Former Minister of Power, Works and Housing, Babatunde Fashola, has shared his perspective on the topical issue of local government autonomy in Nigeria.
There have been strident calls for local government autonomy in Nigeria in recent years.
Weighing in on the matter, Fashola said expecting local governments in Nigeria to function independently under the current constitution is a pipe dream.
Speaking on Saturday, when he featured on ‘Sunrise’, a programme on Channels Television, the former Lagos State governor said the current constitution was not drafted with local government autonomy in mind.
He noted that the state houses of assembly and state governments legally micromanage the local councils which hampered their ability to function efficiently and optimally.
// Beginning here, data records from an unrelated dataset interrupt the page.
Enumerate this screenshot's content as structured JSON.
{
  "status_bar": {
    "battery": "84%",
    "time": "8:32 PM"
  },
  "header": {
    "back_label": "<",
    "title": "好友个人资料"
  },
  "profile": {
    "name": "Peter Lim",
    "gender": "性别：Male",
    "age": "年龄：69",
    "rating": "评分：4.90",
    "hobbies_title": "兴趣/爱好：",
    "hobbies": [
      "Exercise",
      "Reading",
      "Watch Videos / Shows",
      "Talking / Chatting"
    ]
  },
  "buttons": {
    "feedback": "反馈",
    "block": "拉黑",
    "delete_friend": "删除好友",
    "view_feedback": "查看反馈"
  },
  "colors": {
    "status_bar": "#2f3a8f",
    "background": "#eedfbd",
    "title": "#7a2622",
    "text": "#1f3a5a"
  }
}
According to him, the fact that the state houses of assembly make laws for local governments is an external influence that contradicts the idea of autonomy.
“I think that the debate we must have, debate we must have, is whether we really want autonomous local governments. It’s a debate that must be had. As it stands today, it is unrealistic to expect autonomy for local governments created by the Constitution.
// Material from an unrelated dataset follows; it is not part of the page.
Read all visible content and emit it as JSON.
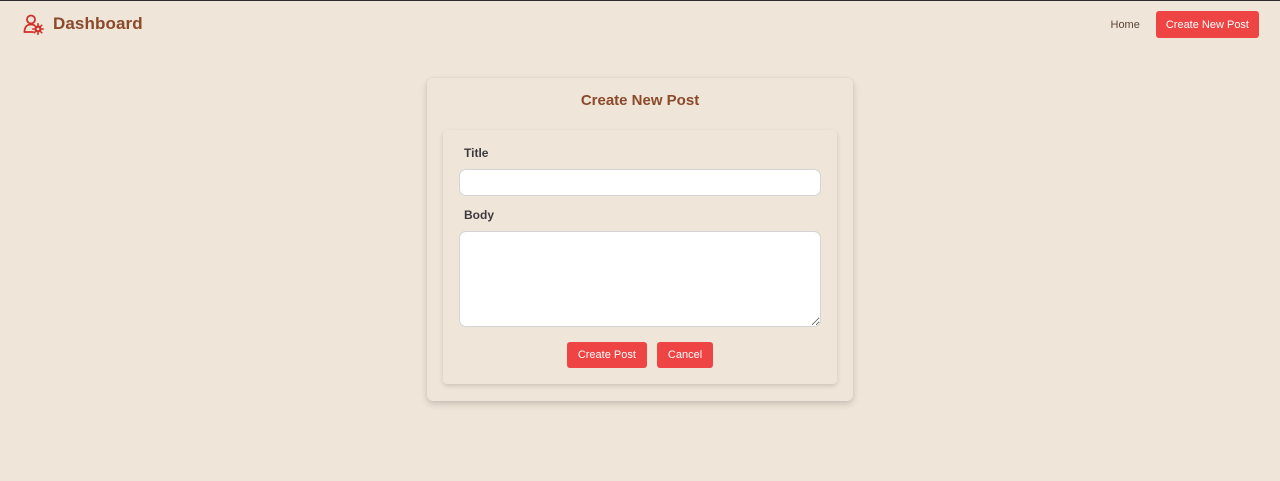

“They were not meant to be autonomous; that is my view after a very close reading of certain provisions of the Constitution. Some of those provisions provide, for example, that the local government in its economic activities and all of that will have laws made for it by the state House of Assembly,” he said.
Fashola noted that state governments control land, which is an asset that local governments require to provide infrastructure.
The Senior Advocate of Nigeria further argued that the cases of many local governments defaulting in the payment of salaries and pensions of primary healthcare workers, primary school teachers, at the return of democracy in 1999, partly gave rise to a joint account between the states and the councils.